Aux États-Unis et au Royaume-Uni, plusieurs agences privées sont en effet chargées d’évaluer périodiquement les différents établissements, souvent dans le cadre d’un renouvellement d’accréditation. Outre l’imposant travail que cela impose aux établissements – on parle parfois de rapports à fournir comportant des dizaines de milliers de pages! – il va sans dire que ces opérations conditionnent largement les décisions prises par les établissements.

Une tendance qui nous rattrape
Nous ne sommes pas si loin, au Québec, de la situation décrite ci-haut. Citons la probabilité de l’imposition des lois 38 et 44 sur la gouvernance des universités et des cégeps, qui entendent imposer un modèle uniforme de gouvernance et augmenter le dispositif général d’imputabilité des établissements. Citons la saga de l’évaluation des enseignements, dans les cégeps, qui est elle aussi un écho tangible de la tendance vers davantage de contrôle. Quant au recours à l’entreprise privée, le recours à CIREPE³ dans les collèges en constitue un exemple. Le temps n’est peut-être pas si loin où quelqu’un aura l’idée de confier les mandats de la Commission d’évaluation de l’enseignement collégial à une firme privée!

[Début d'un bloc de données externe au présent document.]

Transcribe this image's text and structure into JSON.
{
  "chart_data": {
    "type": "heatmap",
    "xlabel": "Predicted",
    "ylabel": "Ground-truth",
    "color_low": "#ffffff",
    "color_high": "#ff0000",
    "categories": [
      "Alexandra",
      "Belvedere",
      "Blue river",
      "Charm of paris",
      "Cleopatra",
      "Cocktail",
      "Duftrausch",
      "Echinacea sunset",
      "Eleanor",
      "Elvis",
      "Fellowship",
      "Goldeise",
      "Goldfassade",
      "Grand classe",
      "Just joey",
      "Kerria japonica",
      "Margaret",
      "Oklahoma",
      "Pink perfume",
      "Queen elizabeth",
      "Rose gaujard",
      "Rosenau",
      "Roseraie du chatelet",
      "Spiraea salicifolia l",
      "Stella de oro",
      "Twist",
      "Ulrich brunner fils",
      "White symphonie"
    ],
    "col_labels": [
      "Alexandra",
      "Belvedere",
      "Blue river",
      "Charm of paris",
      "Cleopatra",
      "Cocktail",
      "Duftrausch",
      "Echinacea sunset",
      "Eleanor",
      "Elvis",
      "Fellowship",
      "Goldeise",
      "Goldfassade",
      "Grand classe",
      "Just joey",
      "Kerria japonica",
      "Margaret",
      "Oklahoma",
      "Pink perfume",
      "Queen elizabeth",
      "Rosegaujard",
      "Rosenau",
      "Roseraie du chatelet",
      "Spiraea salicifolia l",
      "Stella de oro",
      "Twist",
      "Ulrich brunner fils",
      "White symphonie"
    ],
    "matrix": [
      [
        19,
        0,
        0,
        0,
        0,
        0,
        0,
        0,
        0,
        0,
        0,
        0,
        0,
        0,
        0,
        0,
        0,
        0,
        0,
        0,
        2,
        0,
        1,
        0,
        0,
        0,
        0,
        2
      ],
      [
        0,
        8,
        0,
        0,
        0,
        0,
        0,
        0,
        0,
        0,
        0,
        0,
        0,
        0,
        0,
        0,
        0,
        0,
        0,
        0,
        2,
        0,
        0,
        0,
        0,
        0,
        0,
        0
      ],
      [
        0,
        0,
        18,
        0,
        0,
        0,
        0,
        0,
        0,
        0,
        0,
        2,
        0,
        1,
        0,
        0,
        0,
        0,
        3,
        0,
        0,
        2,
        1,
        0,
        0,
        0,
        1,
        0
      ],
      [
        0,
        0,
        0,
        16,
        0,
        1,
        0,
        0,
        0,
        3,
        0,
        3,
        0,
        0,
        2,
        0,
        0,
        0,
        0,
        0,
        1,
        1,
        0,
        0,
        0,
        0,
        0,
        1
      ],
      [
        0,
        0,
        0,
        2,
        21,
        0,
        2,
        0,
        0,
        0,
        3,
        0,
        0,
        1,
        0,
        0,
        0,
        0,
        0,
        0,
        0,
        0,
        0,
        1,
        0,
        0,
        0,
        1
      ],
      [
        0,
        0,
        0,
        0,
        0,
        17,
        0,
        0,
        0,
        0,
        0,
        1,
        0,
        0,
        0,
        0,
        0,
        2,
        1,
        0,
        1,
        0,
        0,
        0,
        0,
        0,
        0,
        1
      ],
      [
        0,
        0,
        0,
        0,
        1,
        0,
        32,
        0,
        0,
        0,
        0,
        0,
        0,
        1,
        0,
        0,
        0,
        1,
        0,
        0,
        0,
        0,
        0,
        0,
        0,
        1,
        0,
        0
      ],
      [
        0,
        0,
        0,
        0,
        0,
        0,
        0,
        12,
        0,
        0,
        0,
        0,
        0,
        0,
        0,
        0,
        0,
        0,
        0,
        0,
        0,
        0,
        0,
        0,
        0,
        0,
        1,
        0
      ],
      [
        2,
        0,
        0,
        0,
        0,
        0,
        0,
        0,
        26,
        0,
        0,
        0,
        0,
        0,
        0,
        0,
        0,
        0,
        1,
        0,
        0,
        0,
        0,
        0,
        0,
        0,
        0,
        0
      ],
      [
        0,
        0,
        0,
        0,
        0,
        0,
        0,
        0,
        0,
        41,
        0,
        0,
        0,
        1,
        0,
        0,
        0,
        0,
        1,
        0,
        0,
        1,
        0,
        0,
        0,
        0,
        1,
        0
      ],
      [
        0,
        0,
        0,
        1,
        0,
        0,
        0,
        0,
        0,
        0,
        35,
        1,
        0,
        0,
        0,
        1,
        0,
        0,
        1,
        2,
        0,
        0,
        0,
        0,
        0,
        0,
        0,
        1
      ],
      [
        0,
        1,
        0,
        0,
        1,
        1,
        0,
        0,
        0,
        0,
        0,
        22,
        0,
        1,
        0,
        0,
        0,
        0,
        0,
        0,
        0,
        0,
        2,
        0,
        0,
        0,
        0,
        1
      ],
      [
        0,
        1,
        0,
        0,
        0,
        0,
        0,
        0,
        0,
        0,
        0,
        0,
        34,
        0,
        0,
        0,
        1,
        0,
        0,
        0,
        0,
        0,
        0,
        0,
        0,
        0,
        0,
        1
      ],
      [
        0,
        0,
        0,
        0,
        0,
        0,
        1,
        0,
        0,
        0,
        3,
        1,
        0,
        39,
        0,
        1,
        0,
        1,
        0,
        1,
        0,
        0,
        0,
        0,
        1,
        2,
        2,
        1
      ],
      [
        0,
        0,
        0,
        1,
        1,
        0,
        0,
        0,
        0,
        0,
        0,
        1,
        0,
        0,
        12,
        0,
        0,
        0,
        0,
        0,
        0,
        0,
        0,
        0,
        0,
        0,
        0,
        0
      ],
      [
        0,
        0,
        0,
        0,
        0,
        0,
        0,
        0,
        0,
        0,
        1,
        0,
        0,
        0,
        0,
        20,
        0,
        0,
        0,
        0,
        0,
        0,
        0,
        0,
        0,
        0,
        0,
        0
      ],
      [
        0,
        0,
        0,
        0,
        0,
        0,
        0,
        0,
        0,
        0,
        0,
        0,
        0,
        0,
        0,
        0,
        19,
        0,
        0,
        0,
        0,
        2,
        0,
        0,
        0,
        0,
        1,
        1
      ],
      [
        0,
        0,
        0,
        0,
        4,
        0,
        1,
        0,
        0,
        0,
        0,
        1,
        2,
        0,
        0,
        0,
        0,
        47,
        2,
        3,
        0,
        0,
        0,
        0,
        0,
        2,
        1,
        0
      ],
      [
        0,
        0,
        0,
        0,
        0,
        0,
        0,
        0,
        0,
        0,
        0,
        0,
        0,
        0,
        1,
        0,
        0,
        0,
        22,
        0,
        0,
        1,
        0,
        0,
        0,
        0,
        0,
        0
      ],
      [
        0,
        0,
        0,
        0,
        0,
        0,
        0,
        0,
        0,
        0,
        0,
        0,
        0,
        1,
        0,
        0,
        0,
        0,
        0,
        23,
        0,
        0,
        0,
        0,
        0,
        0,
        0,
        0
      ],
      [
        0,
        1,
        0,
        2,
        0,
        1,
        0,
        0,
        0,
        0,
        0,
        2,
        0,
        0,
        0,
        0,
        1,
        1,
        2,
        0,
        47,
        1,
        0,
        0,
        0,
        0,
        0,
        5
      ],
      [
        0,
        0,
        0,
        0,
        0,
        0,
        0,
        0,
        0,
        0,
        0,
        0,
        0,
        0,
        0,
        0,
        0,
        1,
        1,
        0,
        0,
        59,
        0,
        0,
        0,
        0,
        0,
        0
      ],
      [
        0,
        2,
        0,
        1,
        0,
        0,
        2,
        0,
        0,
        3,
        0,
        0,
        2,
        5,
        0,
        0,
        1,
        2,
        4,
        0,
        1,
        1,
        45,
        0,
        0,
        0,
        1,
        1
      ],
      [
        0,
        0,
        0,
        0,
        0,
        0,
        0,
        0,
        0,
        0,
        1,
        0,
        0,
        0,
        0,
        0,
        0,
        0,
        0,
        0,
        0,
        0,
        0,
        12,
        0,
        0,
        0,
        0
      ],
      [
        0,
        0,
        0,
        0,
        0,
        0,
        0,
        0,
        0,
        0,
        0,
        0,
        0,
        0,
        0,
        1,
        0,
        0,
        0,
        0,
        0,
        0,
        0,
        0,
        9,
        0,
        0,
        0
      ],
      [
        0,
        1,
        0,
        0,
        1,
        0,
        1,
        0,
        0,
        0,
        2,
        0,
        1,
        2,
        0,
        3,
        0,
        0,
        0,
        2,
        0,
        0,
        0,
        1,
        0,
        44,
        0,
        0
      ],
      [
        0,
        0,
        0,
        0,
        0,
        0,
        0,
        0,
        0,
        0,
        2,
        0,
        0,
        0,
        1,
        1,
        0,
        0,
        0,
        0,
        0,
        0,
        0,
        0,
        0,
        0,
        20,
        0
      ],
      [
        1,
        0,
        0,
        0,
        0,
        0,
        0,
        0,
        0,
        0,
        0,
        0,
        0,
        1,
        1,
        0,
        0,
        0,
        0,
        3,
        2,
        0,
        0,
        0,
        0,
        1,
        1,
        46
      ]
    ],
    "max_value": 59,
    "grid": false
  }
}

À la lumière de ces constats, il apparaît plus important que jamais, au Québec comme ailleurs, de questionner les orientations gouvernementales en matière de reddition de comptes et de poursuivre le travail de sensibilisation entrepris par les organisations syndicales, entre autres, afin de s’assurer que la mission première de l’enseignement supérieur soit pleinement préservée.


  1. Il s’agit de l’AHELO (Assessment of Higher Education Learning Outcome).
  2. Il en existe d’ailleurs déjà un, connu sous le nom du palmarès de Shanghai.
  3. Centre d’intervention et de recherche en évaluation du personnel enseignant.